Shas will support territorial concessions in future peace deal, asserts one of party’s leaders
Aryeh Deri claims his ultra-Orthodox party is ‘neither right-wing nor left-wing,’ downplays spat with former FM Liberman

If Prime Minister Benjamin Netanyahu decides to make territorial concessions that he honestly believes will bring greater security to Israel, Shas will support the move, according to Aryeh Deri, No. 2 on the ultra-Orthodox party’s Knesset slate.
Deri said that Shas was convinced by the sincerity of Netanyahu’s recent comments supporting a two-state solution with the Palestinians.
If the prime minister honestly believed that a two-state solution would help save lives, Deri said, “then we will support him. And if he thinks that it will endanger our security, we will support him” in that decision as well.
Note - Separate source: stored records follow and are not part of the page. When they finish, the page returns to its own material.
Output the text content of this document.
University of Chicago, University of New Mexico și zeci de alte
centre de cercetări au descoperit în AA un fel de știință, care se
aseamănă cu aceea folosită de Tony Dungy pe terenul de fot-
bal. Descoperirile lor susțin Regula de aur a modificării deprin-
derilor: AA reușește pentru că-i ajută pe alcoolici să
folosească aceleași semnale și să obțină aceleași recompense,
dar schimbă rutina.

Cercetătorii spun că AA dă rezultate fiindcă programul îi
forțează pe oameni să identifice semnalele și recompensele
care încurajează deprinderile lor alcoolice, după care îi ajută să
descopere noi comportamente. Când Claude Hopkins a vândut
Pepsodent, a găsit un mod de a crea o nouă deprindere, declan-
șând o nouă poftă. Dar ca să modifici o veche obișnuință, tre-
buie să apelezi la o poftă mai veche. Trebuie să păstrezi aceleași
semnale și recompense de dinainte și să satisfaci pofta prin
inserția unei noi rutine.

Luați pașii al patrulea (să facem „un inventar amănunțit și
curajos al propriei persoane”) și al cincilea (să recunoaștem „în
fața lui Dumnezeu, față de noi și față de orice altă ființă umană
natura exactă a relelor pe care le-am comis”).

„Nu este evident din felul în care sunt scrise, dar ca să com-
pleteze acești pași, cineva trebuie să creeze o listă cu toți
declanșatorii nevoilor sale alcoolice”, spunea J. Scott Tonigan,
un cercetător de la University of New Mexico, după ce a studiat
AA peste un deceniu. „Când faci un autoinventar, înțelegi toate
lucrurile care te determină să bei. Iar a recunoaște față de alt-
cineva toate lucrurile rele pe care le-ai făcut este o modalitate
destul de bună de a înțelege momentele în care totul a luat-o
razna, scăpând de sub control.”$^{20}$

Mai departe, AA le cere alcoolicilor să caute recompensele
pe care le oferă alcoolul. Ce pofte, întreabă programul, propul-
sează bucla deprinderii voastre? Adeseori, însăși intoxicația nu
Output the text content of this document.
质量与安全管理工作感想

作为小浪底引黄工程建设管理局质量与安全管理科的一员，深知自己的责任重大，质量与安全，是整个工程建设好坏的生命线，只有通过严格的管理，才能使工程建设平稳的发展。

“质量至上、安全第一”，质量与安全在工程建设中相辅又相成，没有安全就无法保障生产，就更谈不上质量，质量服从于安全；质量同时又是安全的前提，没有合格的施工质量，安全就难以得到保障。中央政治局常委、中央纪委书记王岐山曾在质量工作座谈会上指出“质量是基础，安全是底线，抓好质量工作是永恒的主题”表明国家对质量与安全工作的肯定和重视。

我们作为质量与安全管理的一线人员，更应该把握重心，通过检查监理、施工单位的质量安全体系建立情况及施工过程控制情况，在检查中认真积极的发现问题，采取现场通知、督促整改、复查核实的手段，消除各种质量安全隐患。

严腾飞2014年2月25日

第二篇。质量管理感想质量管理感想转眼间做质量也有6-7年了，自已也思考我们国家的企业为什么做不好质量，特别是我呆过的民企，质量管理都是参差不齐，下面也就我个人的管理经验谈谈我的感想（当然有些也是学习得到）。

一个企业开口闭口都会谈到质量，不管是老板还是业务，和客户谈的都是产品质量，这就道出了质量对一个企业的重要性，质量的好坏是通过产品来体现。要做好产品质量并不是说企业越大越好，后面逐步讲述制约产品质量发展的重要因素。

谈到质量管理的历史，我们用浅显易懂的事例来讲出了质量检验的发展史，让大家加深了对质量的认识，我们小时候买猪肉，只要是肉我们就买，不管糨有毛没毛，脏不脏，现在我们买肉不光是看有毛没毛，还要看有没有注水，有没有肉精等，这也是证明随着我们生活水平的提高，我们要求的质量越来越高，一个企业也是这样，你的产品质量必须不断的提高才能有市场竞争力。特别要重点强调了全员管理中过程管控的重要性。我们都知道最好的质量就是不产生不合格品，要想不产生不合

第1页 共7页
The stalwart Shas politician, who’s in the midst of a comeback after serving out a jail sentence for corruption, discussed what pundits have seen as a flip-flop between the party’s moderate line under his leadership in the 1990s, and the more right-wing stance it has adopted under its current leader, Interior Minister Eli Yishai, in recent years.
“Shas is neither right-wing, nor left-wing,” Deri said. “The political outlook stems from Jewish law, as ruled upon by Rav Ovadia Yosef [the party’s spiritual leader]. It is not a political ideology but a halachic one, which holds the sanctity of man to be greater than the sanctity of land.”
According to Deri, during the 1990s, in the wake of the peace treaty with Jordan and the Oslo Accords with the Palestinians, Yosef believed that more lives would be saved through territorial concessions.
However, he said, the Second Intifada of the early 2000s, and the 2005 disengagement from Gaza, brought Hamas to Israel’s doorstep. It was only then, he continued, that Yosef ruled that concessions were forbidden by Jewish law due to the dangers they entailed.
Deri played down a recent public spat with embattled Yisrael Beytenu head and former foreign minister Avigdor Liberman, during which he claimed that Liberman and his Likud-Yisrael Beytenu list were on a crusade against Sephardi politicians.
“Once the people’s party, Likud-Beytenu has become an arrogant and smug party that represents Russians and white people,” Deri said on Sunday.
But on Thursday, Deri claimed that he and Liberman were close personal friends, and that there was no conflict in Israel between Sephardim and Ashkenazim. Rather, he said, the discord was class-based.
“We’re talking about the underprivileged classes. We’re talking about the periphery. We’re talking about the development towns,” Deri said. “We’re talking about the children who don’t receive the same opportunities as children in the center of the country.”
Israel is so divided it’s as if it comprises two countries, “and we cannot ignore that,” emphasized Deri. “If Shas didn’t exist, there would be nobody to raise the problem.”